Anne Vila (University of Wisconsin)

‘Solitude and [Dis]order: Perspectives from Eighteenth-Century French Literature and Medicine’

“Solitude is the infirmary of the mind”: so declared the French Benedictine monk François Lamy in his influential work De la connaissance de soi-même (1694). The therapeutic mental benefits of solitude continued to be championed by many authors (both religious and secular) in eighteenth-century France. However, solitude was also increasingly tied to mental disorder, for reasons that included the widespread emphasis on sociability and social engagement, alarm over self-secluding pathologies like masturbation and overstudy, and suspicion towards claustral institutions like the convent. The psycho-physical ailments imputed to solitude extended well beyond the well-studied ‘disease’ of onanism: they included hypochondriasis in gens de lettres and religious melancholy in the fanatically devout.
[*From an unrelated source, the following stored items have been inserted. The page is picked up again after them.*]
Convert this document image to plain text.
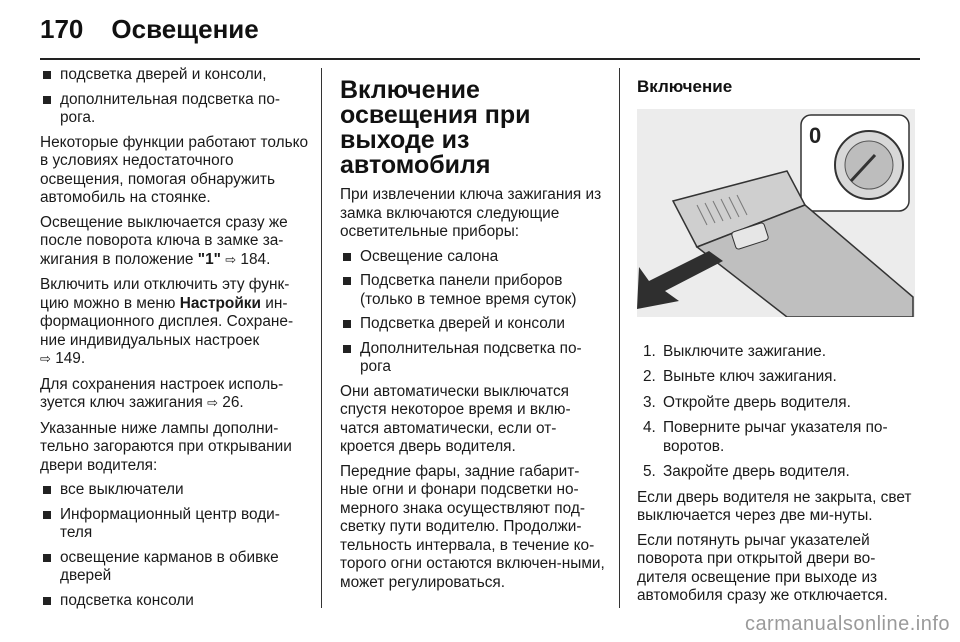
170 Освещение
подсветка дверей и консоли,
дополнительная подсветка по-рога.

Некоторые функции работают только в условиях недостаточного освещения, помогая обнаружить автомобиль на стоянке.

Освещение выключается сразу же после поворота ключа в замке за-жигания в положение "1" ⇨ 184.

Включить или отключить эту функ-цию можно в меню Настройки ин-формационного дисплея. Сохране-ние индивидуальных настроек
⇨ 149.

Для сохранения настроек исполь-зуется ключ зажигания ⇨ 26.

Указанные ниже лампы дополни-тельно загораются при открывании двери водителя:

все выключатели
Информационный центр води-теля
освещение карманов в обивке дверей
подсветка консоли
Включение освещения при выходе из автомобиля

При извлечении ключа зажигания из замка включаются следующие осветительные приборы:

Освещение салона
Подсветка панели приборов (только в темное время суток)
Подсветка дверей и консоли
Дополнительная подсветка по-рога

Они автоматически выключатся спустя некоторое время и вклю-чатся автоматически, если от-кроется дверь водителя.

Передние фары, задние габарит-ные огни и фонари подсветки но-мерного знака осуществляют под-светку пути водителю. Продолжи-тельность интервала, в течение ко-торого огни остаются включен-ными, может регулироваться.

Включение
0
1. Выключите зажигание.
2. Выньте ключ зажигания.
3. Откройте дверь водителя.
4. Поверните рычаг указателя по-воротов.
5. Закройте дверь водителя.

Если дверь водителя не закрыта, свет выключается через две ми-нуты.

Если потянуть рычаг указателей поворота при открытой двери во-дителя освещение при выходе из автомобиля сразу же отключается.

carmanualsonline.info
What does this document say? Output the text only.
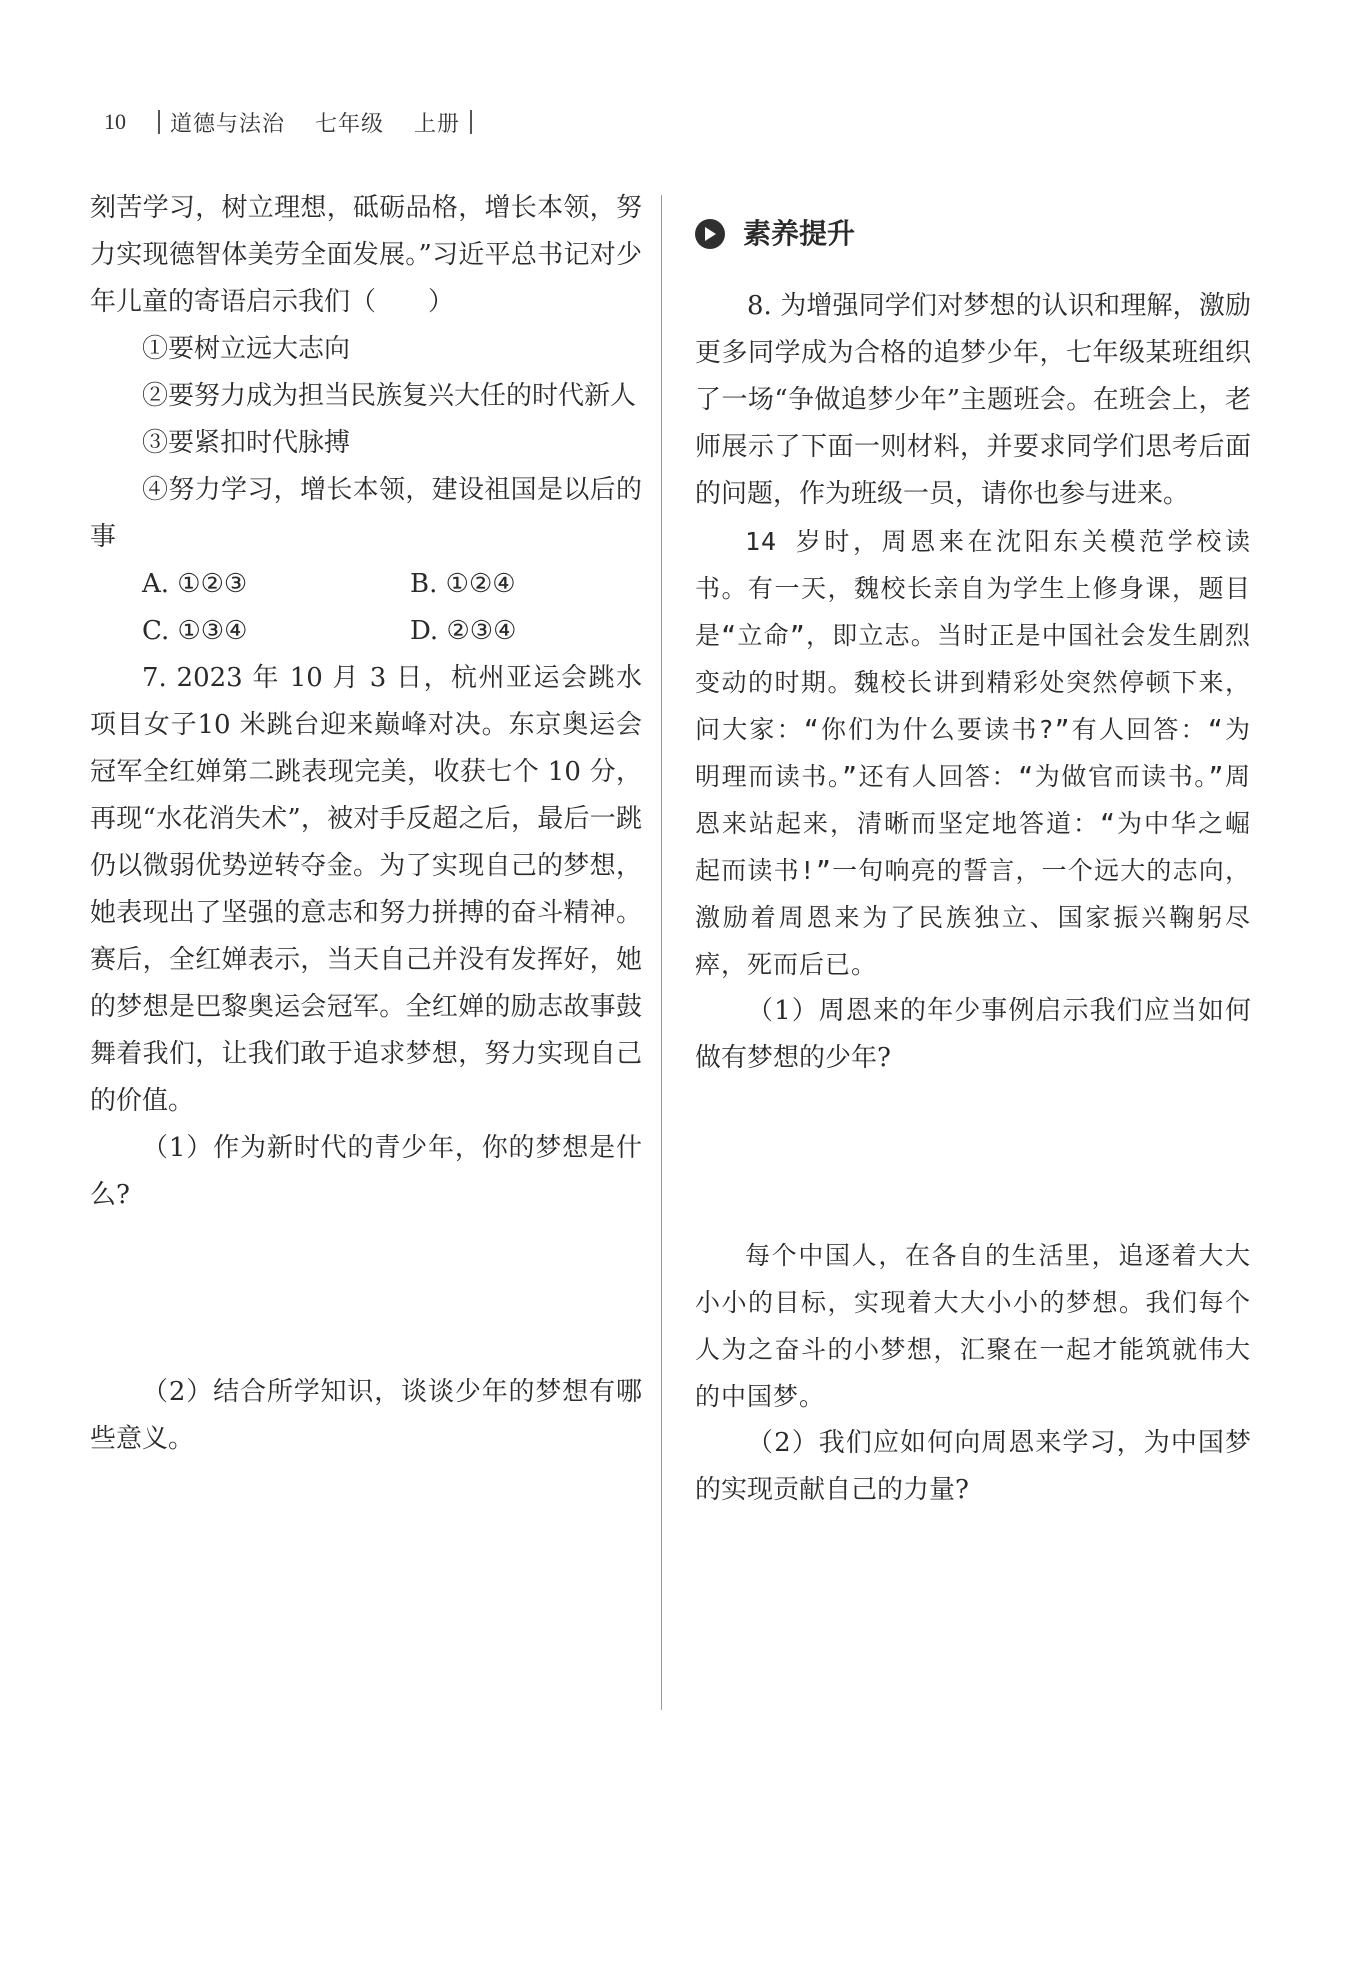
10 道德与法治 七年级 上册

刻苦学习，树立理想，砥砺品格，增长本领，努力实现德智体美劳全面发展。”习近平总书记对少年儿童的寄语启示我们（　　）

①要树立远大志向

②要努力成为担当民族复兴大任的时代新人

③要紧扣时代脉搏

④努力学习，增长本领，建设祖国是以后的事

A. ①②③	B. ①②④
C. ①③④	D. ②③④

7. 2023 年 10 月 3 日，杭州亚运会跳水项目女子10 米跳台迎来巅峰对决。东京奥运会冠军全红婵第二跳表现完美，收获七个 10 分，再现“水花消失术”，被对手反超之后，最后一跳仍以微弱优势逆转夺金。为了实现自己的梦想，她表现出了坚强的意志和努力拼搏的奋斗精神。赛后，全红婵表示，当天自己并没有发挥好，她的梦想是巴黎奥运会冠军。全红婵的励志故事鼓舞着我们，让我们敢于追求梦想，努力实现自己的价值。

（1）作为新时代的青少年，你的梦想是什么?

（2）结合所学知识，谈谈少年的梦想有哪些意义。

素养提升

8. 为增强同学们对梦想的认识和理解，激励更多同学成为合格的追梦少年，七年级某班组织了一场“争做追梦少年”主题班会。在班会上，老师展示了下面一则材料，并要求同学们思考后面的问题，作为班级一员，请你也参与进来。

14 岁时，周恩来在沈阳东关模范学校读书。有一天，魏校长亲自为学生上修身课，题目是“立命”，即立志。当时正是中国社会发生剧烈变动的时期。魏校长讲到精彩处突然停顿下来，问大家：“你们为什么要读书?”有人回答：“为明理而读书。”还有人回答：“为做官而读书。”周恩来站起来，清晰而坚定地答道：“为中华之崛起而读书!”一句响亮的誓言，一个远大的志向，激励着周恩来为了民族独立、国家振兴鞠躬尽瘁，死而后已。

（1）周恩来的年少事例启示我们应当如何做有梦想的少年?

每个中国人，在各自的生活里，追逐着大大小小的目标，实现着大大小小的梦想。我们每个人为之奋斗的小梦想，汇聚在一起才能筑就伟大的中国梦。

（2）我们应如何向周恩来学习，为中国梦的实现贡献自己的力量?
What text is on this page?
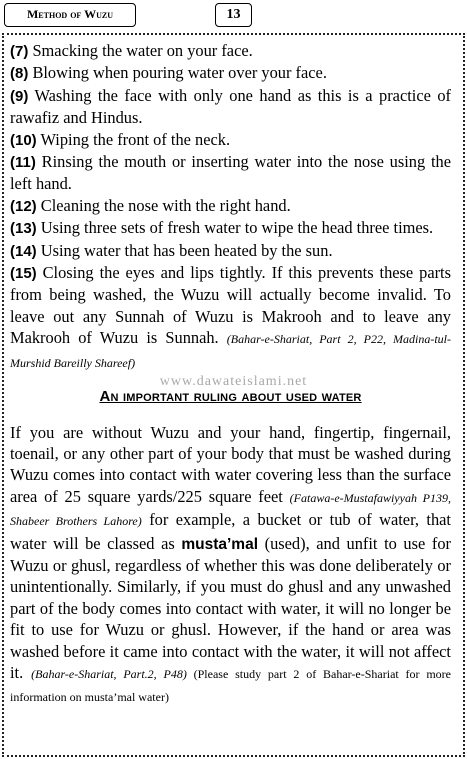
Method of Wuzu	13
www.dawateislami.net

(7) Smacking the water on your face.

(8) Blowing when pouring water over your face.

(9) Washing the face with only one hand as this is a practice of rawafiz and Hindus.

(10) Wiping the front of the neck.

(11) Rinsing the mouth or inserting water into the nose using the left hand.

(12) Cleaning the nose with the right hand.

(13) Using three sets of fresh water to wipe the head three times.

(14) Using water that has been heated by the sun.

(15) Closing the eyes and lips tightly. If this prevents these parts from being washed, the Wuzu will actually become invalid. To leave out any Sunnah of Wuzu is Makrooh and to leave any Makrooh of Wuzu is Sunnah. (Bahar-e-Shariat, Part 2, P22, Madina-tul-Murshid Bareilly Shareef)

An important ruling about used water

If you are without Wuzu and your hand, fingertip, fingernail, toenail, or any other part of your body that must be washed during Wuzu comes into contact with water covering less than the surface area of 25 square yards/225 square feet (Fatawa-e-Mustafawiyyah P139, Shabeer Brothers Lahore) for example, a bucket or tub of water, that water will be classed as musta’mal (used), and unfit to use for Wuzu or ghusl, regardless of whether this was done deliberately or unintentionally. Similarly, if you must do ghusl and any unwashed part of the body comes into contact with water, it will no longer be fit to use for Wuzu or ghusl. However, if the hand or area was washed before it came into contact with the water, it will not affect it. (Bahar-e-Shariat, Part.2, P48) (Please study part 2 of Bahar-e-Shariat for more information on musta’mal water)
After considering the topos of studious and non-studious retreat in selected literary works of the French Enlightenment (by Voltaire, Graffigny, Diderot, and Rousseau), I will examine how solitude was medicalized–a development tied to the growing importance of the passions as an area of hygiene and disease theory. This part of my talk will focus on the writings of the Francophone Swiss physician Samuel-Auguste Tissot, an influential medical writer who acted as the main conduit for the dissemination in French of the ideas of Dr. Johann-Georg Zimmermann, the Enlightenment’s most famous theoretician of the benefits and dangers of solitude for the psyche. Reading Tissot in tandem with Zimmermann, I will analyze the curious analogies they proposed between two pathologically contemplative types: the overly zealous scholar and the cloistered nun.

Anne Vila is Professor in the Department of French & Italian at the University of Wisconsin-Madison. She is the author of A Cultural History of the Senses in the Age of Enlightenment (2014) and Enlightenment and Pathology: Sensibility in the Literature and Medicine of Eighteenth-Century France (1998). She is working on a project exploring the cultural and medical construction of gens de lettres during the French Enlightenment, entitled Singular Beings: Passions and Pathologies of the Scholar in France, 1720-1840.

Chair: Barbara Taylor

All welcome

Time: 5.00-7.00pm.

Venue: Seminar Room, Lock-Keeper’s Cottage Graduate Centre, Queen Mary University of London, Mile End, London, E1 4NS.

Convenors: Prof Markman Ellis, English (m.ellis@qmul.ac.uk); Prof Colin Jones, History (c.d.h.jones@qmul.ac.uk); Prof Miles Ogborn, Geography (m.j.ogborn@qmul.ac.uk); Prof Amanda Vickery, History (a.vickery@qmul.ac.uk), Prof Barbara Taylor, English and History (b.g.taylor@qmul.ac.uk).

[Travel instructions: take the Central Line or District Line to Mile End. Exit the tube station, turn left down Mile End Road, crossing the Burdett Road/Grove Road intersection, passing under the Mile End Green Bridge and over the canal, to the campus entrance at Westfield Way. The Lock-Keeper’s Cottage is the third building on the right].